How NOT to be a Hoarder
Hoarding could cause a lot of problem in the long run.
Being a hoarder can lead to a large number of problems, especially if a person develops a profound attachment to their belongings. When moving out, or simply doing a general cleaning, a hoarder will always find it difficult to let go of unnecessary things. Later on, they may even add more excessive quantities to the items they hoard or refuse to throw out things that have no value (rubbish) or are rotting or otherwise dangerous and unpleasant to have in a home.
Eventually, the place that was once a space of comfort and relaxation will turn into a storage area full of things no-one needs. While it is human nature to be attracted to new things, and to form an attachment to things that bring up memories, there are many ways you can control yourself. In order for you to avoid these situations, here are tips on how not to be a hoarder.
Ask for help from a mate, family member, or a neutral third party.

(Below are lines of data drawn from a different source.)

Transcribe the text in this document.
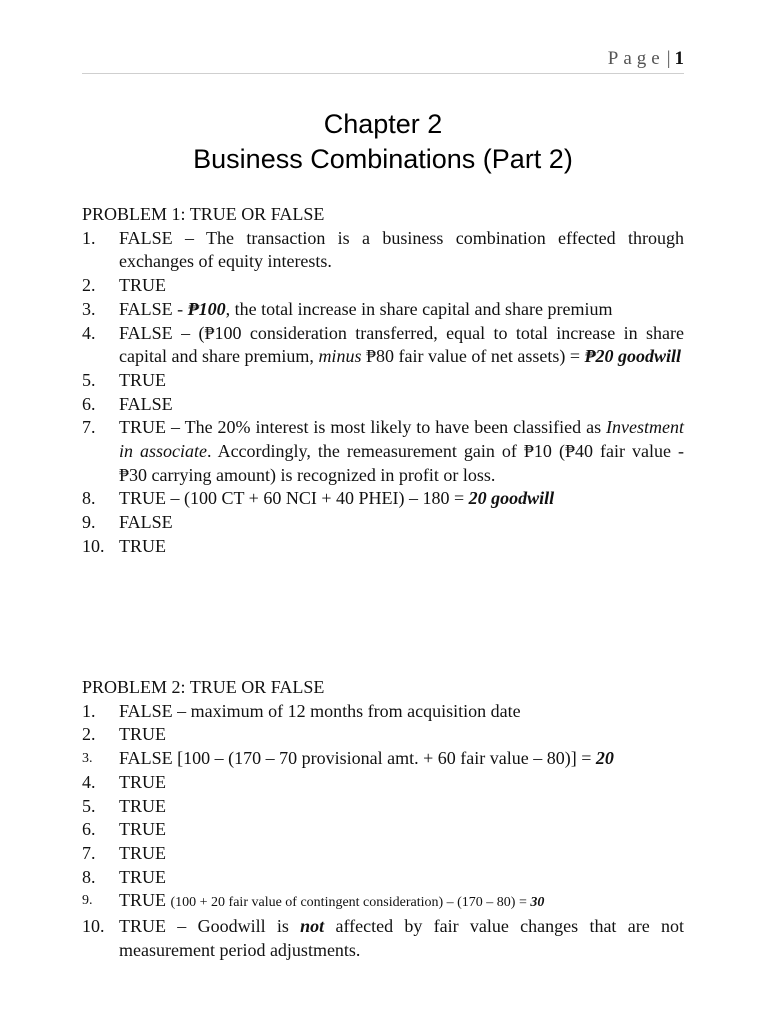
Page | 1
Chapter 2
Business Combinations (Part 2)
PROBLEM 1: TRUE OR FALSE
1.	FALSE – The transaction is a business combination effected through exchanges of equity interests.
2.	TRUE
3.	FALSE - ₱100, the total increase in share capital and share premium
4.	FALSE – (₱100 consideration transferred, equal to total increase in share capital and share premium, minus ₱80 fair value of net assets) = ₱20 goodwill
5.	TRUE
6.	FALSE
7.	TRUE – The 20% interest is most likely to have been classified as Investment in associate. Accordingly, the remeasurement gain of ₱10 (₱40 fair value - ₱30 carrying amount) is recognized in profit or loss.
8.	TRUE – (100 CT + 60 NCI + 40 PHEI) – 180 = 20 goodwill
9.	FALSE
10. TRUE
PROBLEM 2: TRUE OR FALSE
1.	FALSE – maximum of 12 months from acquisition date
2.	TRUE
3.	FALSE [100 – (170 – 70 provisional amt. + 60 fair value – 80)] = 20
4.	TRUE
5.	TRUE
6.	TRUE
7.	TRUE
8.	TRUE
9.	TRUE (100 + 20 fair value of contingent consideration) – (170 – 80) = 30
10. TRUE – Goodwill is not affected by fair value changes that are not measurement period adjustments.
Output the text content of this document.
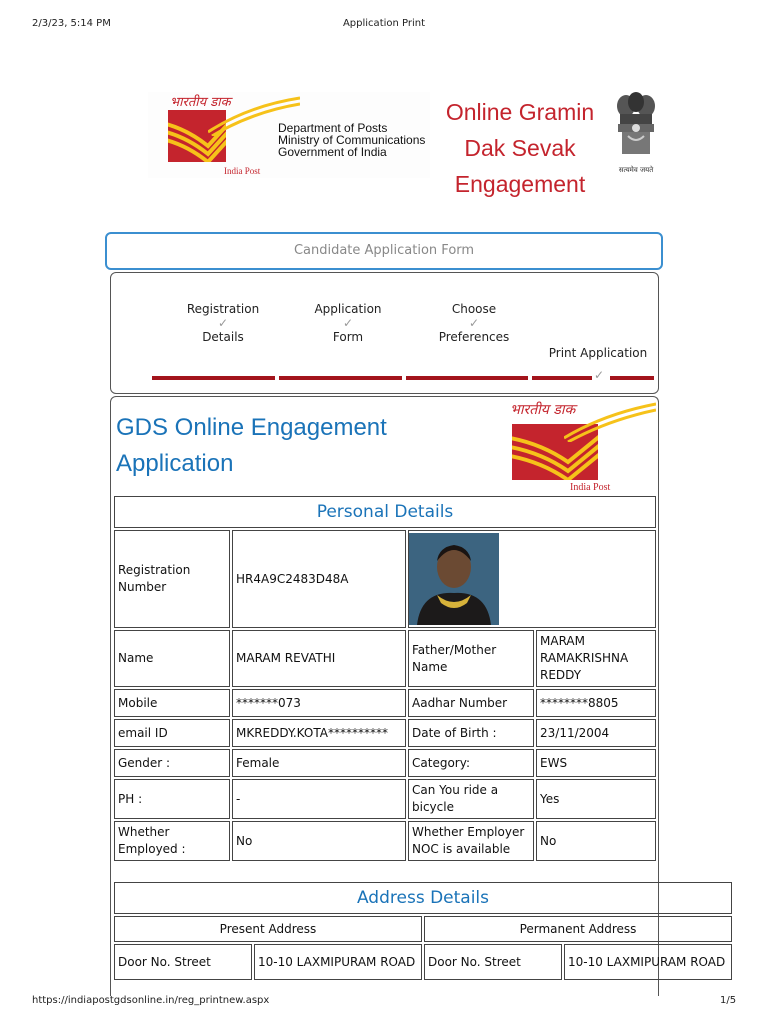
2/3/23, 5:14 PM	Application Print
भारतीय डाक
India Post
Department of Posts
Ministry of Communications
Government of India
Online Gramin
Dak Sevak
Engagement
सत्यमेव जयते
Candidate Application Form
Registration
✓
Details
Application
✓
Form
Choose
✓
Preferences
Print Application
✓
GDS Online Engagement
Application
भारतीय डाक
India Post
Personal Details			
Registration Number	HR4A9C2483D48A	

Name	MARAM REVATHI	Father/Mother Name	MARAM RAMAKRISHNA REDDY
Mobile	*******073	Aadhar Number	********8805
email ID	MKREDDY.KOTA**********	Date of Birth :	23/11/2004
Gender :	Female	Category:	EWS
PH :	-	Can You ride a bicycle	Yes
Whether Employed :	No	Whether Employer NOC is available	No
Address Details			
Present Address		Permanent Address	
Door No. Street	10-10 LAXMIPURAM ROAD	Door No. Street	10-10 LAXMIPURAM ROAD
https://indiapostgdsonline.in/reg_printnew.aspx	1/5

Asking for assistance from people who are not experiencing the same attachment you have for your hoarded stuff is the first thing you have to consider. This way, you give yourself a chance to hear an objective point of view as to what things do you actually need and what you have to get rid of. These people will help you in finally disposing of piles of items which are no longer usable and/or purposeful.
Question yourself as to why you are still keeping it.
Do you still use it often? If not, then dispose of it. Do you own excessive quantities of the same exact item? If yes, then dispose some of it and leave only what you will use for sure. Unless it is something that encapsulates a sentimental memory (like a wedding gown), it is time to throw it away. So, if you have not worn those clothes in the past years because they no longer fit you, then it is time to bid them goodbye.
Decide right away – do not put it off for later.
You might come across an item which gives you a hard time to decide as to whether you should still keep it or not. The tendency is to put it off for later, saying you will have to think about it first. However, such action will only lead to you still keeping the thing regardless of its lack of purpose.
In order to stop yourself from doing that, you should just get it done with the first time. Do not fool yourself into saying you will decide later, as that usually ends up into hoarding more stuff. Handle the thing only once, then decide right away if you still need it or if it has to be given (or thrown) away.
If you are really undecided, place the things in a box.
Here’s a technique if you really can’t make a decision: gather all the things you really cannot get yourself into deciding about throwing away or keeping. Seal them in a box. Make a deal with yourself that if the box remains untouched for six months, then you will have to toss it (and its contents) away.
This technique is especially helpful for those people who tend to hoard magazine issues dating from way back. Those who keep travel toiletries they do not really need now (or in the near future) can also make use of this strategy.
Quit ‘organising’ stuff.
Saying you are ‘organising’ your stuff often means you are just relocating it. It does not change the fact that there might be items there that are no longer purposeful. They are still occupying precious spaces in your home. The key is this: simply dispose what you do not actually use and you will see how organised your place could be.